In her editorial, Clinton said when she was Secretary of State she made protection of religious minorities a “cornerstone” of foreign policy, including Coptic Christians in Egypt, Buddhists in Tibet and Chinese Christians.
“We stood up for these oppressed communities because Americans know that democracy ceases to exist when a leader or ruling faction can impose a particular faith on everyone else,” she said.
Farr, however, questioned this evaluation of U.S. foreign policy.
“Their approach was highly rhetorical and program-poor. Under her watch, the National Security Strategy’s discussion of fundamental American values virtually ignored religious freedom,” he said.
He pointed to the years-long vacancy in the Ambassador at Large for International Religious Freedom position, charging that it was ultimately filled by someone “without the qualifications to do the job.”

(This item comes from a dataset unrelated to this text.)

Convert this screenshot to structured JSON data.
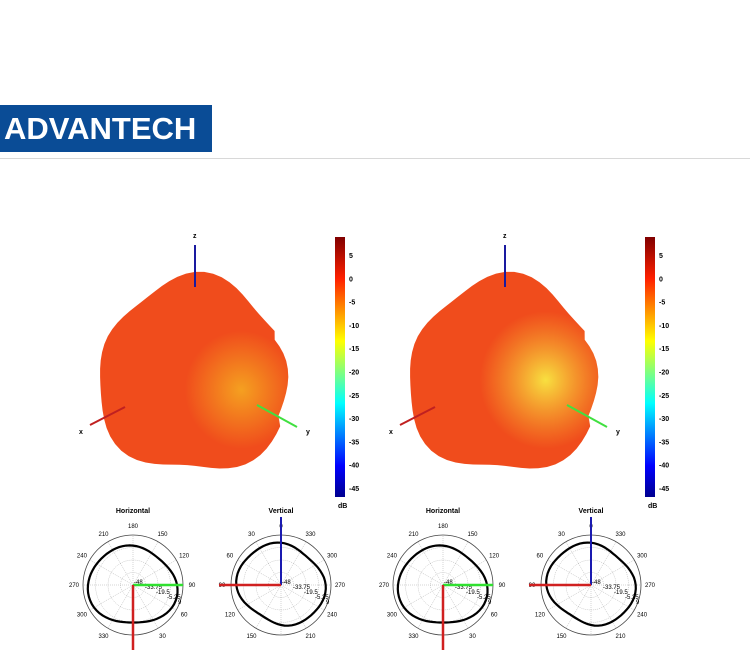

For Farr, Clinton’s narrow understanding of religious freedom helps explain why the Clinton State Department “accomplished virtually nothing (other than a few fine speeches and reports) in the arena of religious freedom.”
“While there are other reasons for State’s ineffectiveness under Secretary Clinton, one is quite clear: it is difficult to sell to others a product which you no longer understand, and in which you do not believe,” Farr said.